There have been a slew of ratings downgrades to various subprime and Alt-A deals recently; but there appear to be even more on the horizon, thanks to more changes announced today by Standard & Poor’s. S&P said it has revised the assumptions it uses for the surveillance of U.S. residential mortgage-backed securities (RMBS) — chief among them, the rating agency said it has bumped up expected lifetime losses for the 2006 subprime vintage to 19 percent. The agency had previously forecast losses at 14 percent. Beyond the 2006 vintage, S&P also said it will “recalculate lifetime loss expectations for all vintages of U.S. RMBS” — that means not just subprime, and not just 2006. S&P also said it was extending its expected loss amount over the lifetime of transactions, as well as revising assumptions on the availability of excess spread. Both are technical points, but important to understand, so I’ll explain each in turn. In your plain-vanilla securitization, losses are forecast over 36 months — the typical ‘seasoning’ time, where default activity peaks and then tapers off. By revising its loss curves to cover the entire duration of a deal, S&P is recognizing that the housing downturn is going to last long enough to turn traditional loss assumptions on their head. In terms of excess spread, the revisions come on the heels of the ARM freeze program — sort of the “default later” problem, if you will. Because borrower defaults may occur later than expected if a deal has a sufficent amount of ‘freezing’ in it, it’s possible that excess spread in a deal may have been depleted by the time a frozen ARM thaws out and defaults. (See an earlier post for an in-depth discussion of this issue). The rest of S&P’s release provides some insight worth reading [emphasis added]:
Monthly performance data reveals that delinquencies and foreclosures continue to accumulate at an increasing rate for the 2006 vintage. Since July 2007, cumulative losses for all subprime RMBS transactions issued during 2006 have increased 156% to 1.13%. The cumulative loss amount is based on the original balance of the transactions. At the same time, total and severe delinquencies (90-plus days, foreclosure, and REO) have increased 49% and 66%, respectively. As of the December 2007 distribution date, total delinquencies for the 2006 vintage had increased to 28.79% and severe delinquencies were 18.83% of the remaining principal balance of the transactions. This delinquency trend has caused us to increase our expected lifetime loss projection.
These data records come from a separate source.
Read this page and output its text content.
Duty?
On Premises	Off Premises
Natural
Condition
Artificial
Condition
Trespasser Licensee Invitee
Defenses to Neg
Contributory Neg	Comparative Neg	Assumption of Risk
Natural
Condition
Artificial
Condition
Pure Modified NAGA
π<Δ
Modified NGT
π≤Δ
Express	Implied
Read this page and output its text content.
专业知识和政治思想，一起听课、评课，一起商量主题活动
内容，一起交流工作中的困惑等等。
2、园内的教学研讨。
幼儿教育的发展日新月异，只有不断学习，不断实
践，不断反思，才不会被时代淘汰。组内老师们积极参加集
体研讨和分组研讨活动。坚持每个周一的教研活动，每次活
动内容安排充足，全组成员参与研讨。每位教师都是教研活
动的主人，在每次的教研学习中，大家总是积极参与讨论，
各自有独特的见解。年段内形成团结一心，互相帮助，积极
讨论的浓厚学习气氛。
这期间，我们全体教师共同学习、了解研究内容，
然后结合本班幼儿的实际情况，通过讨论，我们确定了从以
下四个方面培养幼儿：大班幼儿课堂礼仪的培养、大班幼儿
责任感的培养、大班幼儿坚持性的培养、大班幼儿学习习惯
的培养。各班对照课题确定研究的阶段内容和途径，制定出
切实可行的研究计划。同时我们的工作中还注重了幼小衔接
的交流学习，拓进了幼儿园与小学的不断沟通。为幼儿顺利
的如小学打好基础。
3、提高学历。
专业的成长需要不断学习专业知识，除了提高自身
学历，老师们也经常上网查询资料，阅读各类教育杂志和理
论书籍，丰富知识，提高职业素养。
There’s also some very serious discussion about the fact that cumulative losses thus far have been far below expectations, while foreclosure volume is strongly outstripping projections — which means there is a whole lot of REO out there that isn’t getting sold. Losses don’t get recorded until they’re actually losses, meaning the REO inventory is sold off and losses start to get real. Standard & Poor’s last put its RMBS criteria through a major revision in July 2007 (see HW’s coverage here), which lead to wide-scale downgrades of numerous subprime RMBS. I’d expect to see more in the wake of today’s announcement. For more information, http://www.standardandpoors.com. Update: The WSJ picked this story up one day after I published this — given the number of Dow Jones reporters that read this site, it’s enough to make me think I need to start charging for content if news broken here isn’t getting properly cited.